Now, suppose the case does not settle and the jury selection process is about to begin. When the plaintiff’s lawyer starts to question the potential jurors, one of the questions the lawyer will ask them is, “What does the word ‘expert’ mean to you?”  The lawyer does not care that much how each potential juror answers the question — he’s trying to plant the seed in the minds of the potential jurors that you should be held to a higher standard.

Next come the opening statements. When the plaintiff’s attorney speaks to the jurors, you can bet the opening statement will include something like this: “In fact, the evidence will show that the inspector admitted that he chose to describe himself as an ‘expert’ in order to persuade my client to choose him. You will see pages from the inspector’s website where he repeatedly claimed to be an ‘expert.’”

But the fun is just beginning because, at some point, you will be called to testify, and that lawyer is going to ask you all the same questions you were asked during your deposition.

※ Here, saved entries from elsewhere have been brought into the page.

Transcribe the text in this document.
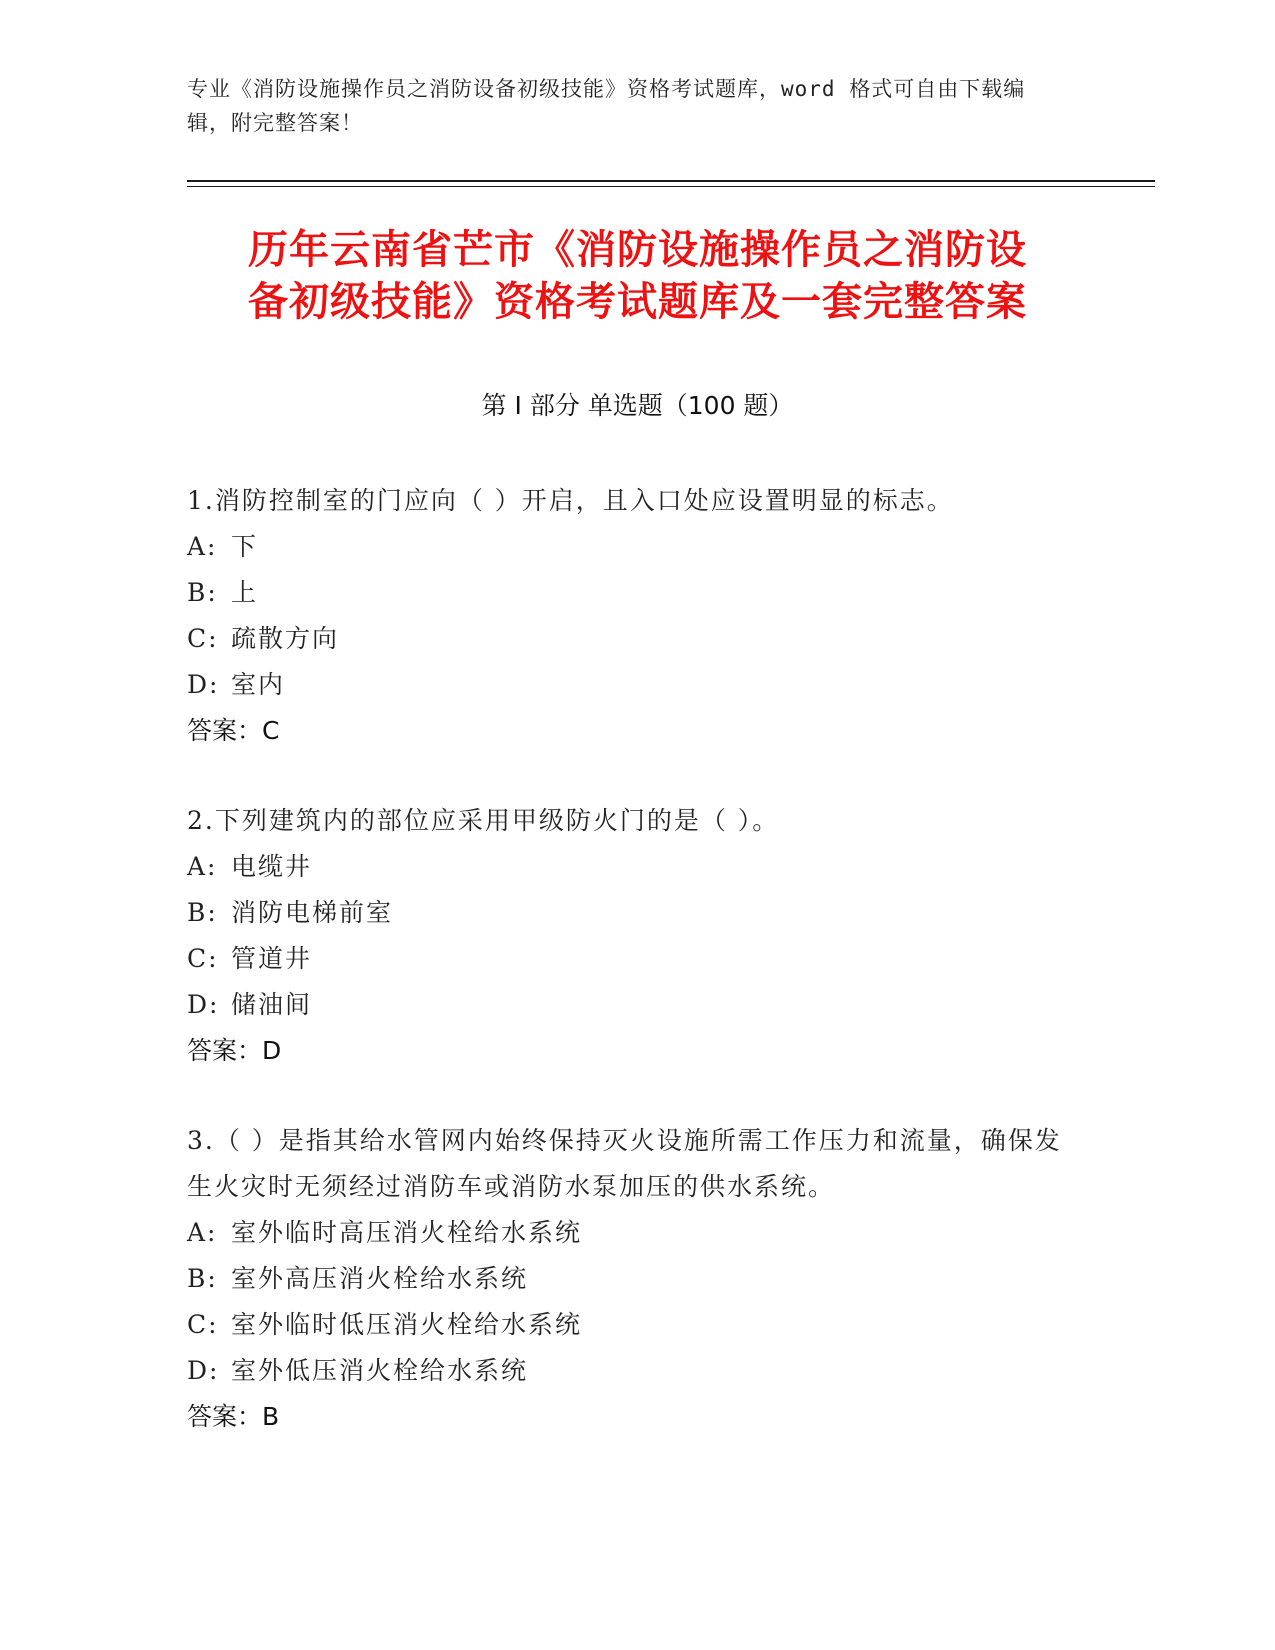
专业《消防设施操作员之消防设备初级技能》资格考试题库，word 格式可自由下载编辑，附完整答案！
历年云南省芒市《消防设施操作员之消防设
备初级技能》资格考试题库及一套完整答案
第 I 部分 单选题（100 题）
1.消防控制室的门应向（ ）开启，且入口处应设置明显的标志。
A: 下
B: 上
C: 疏散方向
D: 室内
答案：C
2.下列建筑内的部位应采用甲级防火门的是（ ）。
A: 电缆井
B: 消防电梯前室
C: 管道井
D: 储油间
答案：D
3.（ ）是指其给水管网内始终保持灭火设施所需工作压力和流量，确保发生火灾时无须经过消防车或消防水泵加压的供水系统。
A: 室外临时高压消火栓给水系统
B: 室外高压消火栓给水系统
C: 室外临时低压消火栓给水系统
D: 室外低压消火栓给水系统
答案：B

When all the testimony has been presented, the judge will instruct the jury on the law.  This may include an instruction that an “expert” is held to a higher standard of care.

Finally, it will be time for closing arguments.  You can be sure that the plaintiff’s closing argument will contain the word “expert” many times.


In the highly competitive world of home inspections, inspectors naturally want to persuade potential customers to choose them. However, declaring yourself an “expert” comes with risks. There are safer ways to try to accomplish your goal. For instance, you could say you are “experienced” or “knowledgeable,” or that you have “performed thousands of inspections.” When marketing your business, you should always consider how a plaintiff’s lawyer might try to use your statements against you in court.
Courts will hold you to the claims you make about yourself in your marketing materials. If you claim you are an expert in something, you'd better stand ready to prove that you are. And it is especially dangerous to claim you are an "expert" if you aren't able to point to evidence that you are because, unlike the other defensible adjectives and descriptions -- such as Certified Master Inspector®, "licensed," "insured," etc., which have clear industry definitions -- what makes you an expert?

Make sure your claims about yourself are defensible.